Джейкоб материализовывался в этом кошмаре, исторгнутый в самый его эпицентр вспышкой неземного света, и все семейство поворачивалось на своих местах, чтобы получше его рассмотреть. Их дом на острове Стоунтроу поприветствовал его тусклыми отблесками столового серебра и ухмылкой отца, который хоть и находился прямо перед ним, как-то умудрялся быть еще и наверху, в своем рабочем кабинете, откуда несся перестук клавиш древнего портативного «Ундервуда» с выпавшими клавишами «К» и «Т». Этот бездушный механический стрекот, казалось, успокаивал мать, хоть она и поглядывала на лестницу с легким недовольством – когда уже папа спустится? Но он ведь и так был уже здесь – глядел на глупо улыбающегося в ожидании начала трапезы Джейкоба поверх тарелок, безо всякого выражения – без гнева, печали, прямо-таки лучащийся абсолют пустоты. Лик Айзека Омута сделался куда румянее, чем Джейкоб помнил, и в черных прядях на висках образовалась седина, до которой он в реальности так и не дожил.
Напольные часы в гостиной пробили восемь, и тут же белочки и птицы подняли шум на подоконнике. Джейкоб вздрогнул на своем стуле (в реальности в этот момент дрожа на пропитанных потом простынях), наблюдая, как Рейчел пересела поближе к нему, взяла его за руку и, пытливо изучая своими великолепными глазищами, спросила, когда братик вернется домой.
Будучи на шесть лет старше его, она намертво застряла в семнадцатилетней поре. По примеру отца, стареть Рейчел не хотела. Ее приветливая улыбка идеально сохранилась – и в ней, как и встарь, смешались доброта с горечью, притягательный блеск зубов с оскалом чего-то кошмарного. Ее длинные черные волосы были завиты как будто по случаю какого-нибудь праздника – словно повседневный «хвост» не соответствовал случаю. Раздраженная его молчанием, она повторила с полуухмылкой:
– Когда?
– Но я и так уже здесь, – сказал Джейкоб.

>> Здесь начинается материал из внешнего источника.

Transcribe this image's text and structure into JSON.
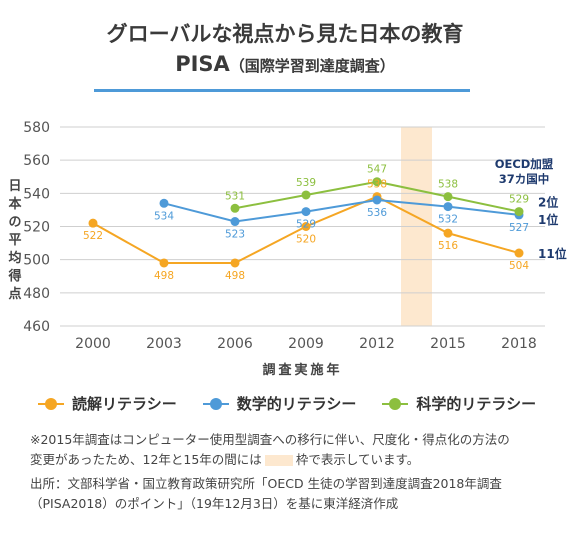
{
  "title_line1": "グローバルな視点から見た日本の教育",
  "title_pisa": "PISA",
  "title_paren": "（国際学習到達度調査）",
  "ylabel_chars": [
    "日",
    "本",
    "の",
    "平",
    "均",
    "得",
    "点"
  ],
  "oecd_note": [
    "OECD加盟",
    "37カ国中"
  ],
  "chart_data": {
    "type": "line",
    "x": [
      2000,
      2003,
      2006,
      2009,
      2012,
      2015,
      2018
    ],
    "xlabel": "調査実施年",
    "ylabel": "日本の平均得点",
    "ylim": [
      460,
      580
    ],
    "yticks": [
      460,
      480,
      500,
      520,
      540,
      560,
      580
    ],
    "grid": true,
    "highlight_between": [
      2012,
      2015
    ],
    "series": [
      {
        "name": "読解リテラシー",
        "color": "#f5a623",
        "values": [
          522,
          498,
          498,
          520,
          538,
          516,
          504
        ],
        "rank": "11位"
      },
      {
        "name": "数学的リテラシー",
        "color": "#4e9ad8",
        "values": [
          null,
          534,
          523,
          529,
          536,
          532,
          527
        ],
        "rank": "1位"
      },
      {
        "name": "科学的リテラシー",
        "color": "#8cbf3f",
        "values": [
          null,
          null,
          531,
          539,
          547,
          538,
          529
        ],
        "rank": "2位"
      }
    ]
  },
  "notes": {
    "line1": "※2015年調査はコンピューター使用型調査への移行に伴い、尺度化・得点化の方法の",
    "line2a": "変更があったため、12年と15年の間には",
    "line2b": "枠で表示しています。",
    "source1": "出所：文部科学省・国立教育政策研究所「OECD 生徒の学習到達度調査2018年調査",
    "source2": "（PISA2018）のポイント」（19年12月3日）を基に東洋経済作成"
  }
}
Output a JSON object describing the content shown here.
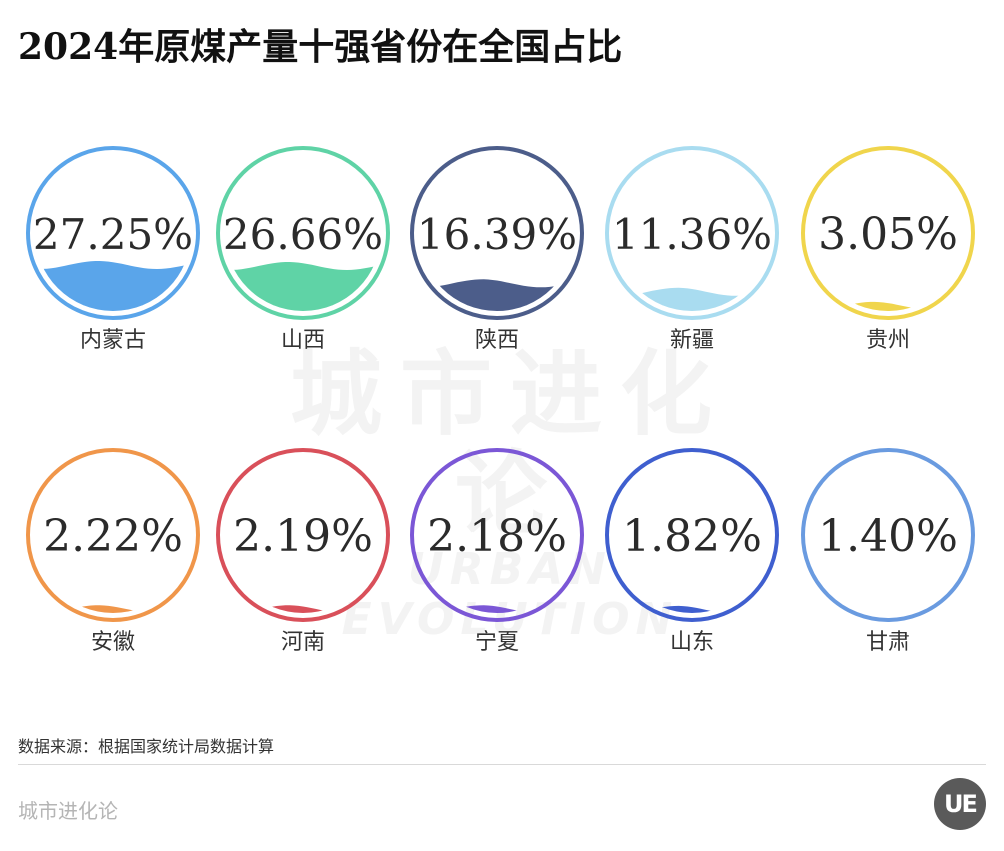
{
  "title": "2024年原煤产量十强省份在全国占比",
  "watermark": {
    "cn": "城市进化论",
    "en": "URBAN EVOLUTION"
  },
  "footer": {
    "source": "数据来源：根据国家统计局数据计算",
    "brand": "城市进化论",
    "logo": "UE"
  },
  "chart_data": {
    "type": "liquid-fill gauge grid",
    "title": "2024年原煤产量十强省份在全国占比",
    "unit": "%",
    "categories": [
      "内蒙古",
      "山西",
      "陕西",
      "新疆",
      "贵州",
      "安徽",
      "河南",
      "宁夏",
      "山东",
      "甘肃"
    ],
    "values": [
      27.25,
      26.66,
      16.39,
      11.36,
      3.05,
      2.22,
      2.19,
      2.18,
      1.82,
      1.4
    ],
    "labels": [
      "27.25%",
      "26.66%",
      "16.39%",
      "11.36%",
      "3.05%",
      "2.22%",
      "2.19%",
      "2.18%",
      "1.82%",
      "1.40%"
    ],
    "colors": [
      "#5aa5ea",
      "#5fd3a6",
      "#4c5d8a",
      "#a9dcf0",
      "#f0d54c",
      "#f0964a",
      "#d9505a",
      "#7b57d6",
      "#3f5fcf",
      "#6a9be0"
    ],
    "layout": {
      "rows": 2,
      "cols": 5
    },
    "source": "数据来源：根据国家统计局数据计算"
  }
}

Она придвинулась еще ближе, нанизала на вилку половинку яйца и запихнула ему в рот, будто младенцу. Сон передал вкус и запах на диво достоверно, спазм сдавил ему горло. Рейчел засмеялась, видя, как он давится, вытерла ему подбородок и сказала:
– Вижу, глупенький! Но ты должен навещать нас почаще. Эта твоя блядская «полная занятость»…
– Рейчел! – с укоризной произнесла мама, в чьих глазах плескался страх вперемешку со слезами, будто все ее силы были направлены на озвучение одного-единственного слова. – Прошу, не матерись за столом…
Даже мама. Даже мама не смогла освободиться, боже мой.
– Прости, мам. – Рейчел повернулась к Джейкобу. – Так вот, ты всегда так блядски сильно занят, и мы все хотим донести до тебя, гений наш домотканый – мы любим тебя и хотим, чтобы ты навещал нас почаще. Мы все по тебе соскучились, правда, мам?
– Правда, – подтвердила та свистящим полушепотом, словно говоря с проколотым легким. – Приезжай почаще. Не забывай о нас.
Джейкоб искал искренности и не мог ее найти; теперь мать стала стройнее, старше, еще привлекательнее в каком-то смысле. Ее улыбка казалась натянутой, как будто кто-то приставил пистолет к ее затылку и велел сохранять спокойствие. Ее скулы побелели, глупая улыбка не находила отражения в исполненном муки взгляде.
– В твоей комнате все по-прежнему на тех же местах, Третий, – продолжала Рейчел, обращаясь к нему по старому ужасному прозвищу. – Ничего там не изменилось. Хочешь – работай над новым романом, хочешь – выходи в сад, погуляем… Ну так что, может, как раз на эти выходные и приедешь, а? Обещай, что приедешь. – Она хихикнула, и этот особый многозначительный смешок пролез под самые ребра, щекоча и раздражая. Вилка со второй половинкой яйца приблизилась к его губам.
Джейкоб отвел руку сестры, наслаждаясь физическим контактом. Его нервы горели. Улыбка Рейчел стала шире, и она склонила голову вбок, бросив на него мутный взгляд. Ее зубы обнажились, когда она наклонилась ближе, собираясь не то укусить, не то поцеловать.
– Хватит… – взмолился он – и через мгновение уловил запах лосьона после бритья, которым обычно пользовался его брат.
Отдаленно осознавая, что онемение охватило ноги, Джейкоб прижал свои губы ко рту Рейчел. Ему нужно было увидеть, сколько от нее на самом деле осталось и как сильно она все еще может влиять на него. Он открыл рот – и вдруг очутился в инвалидном кресле Джозефа, катящемся назад в гостиную.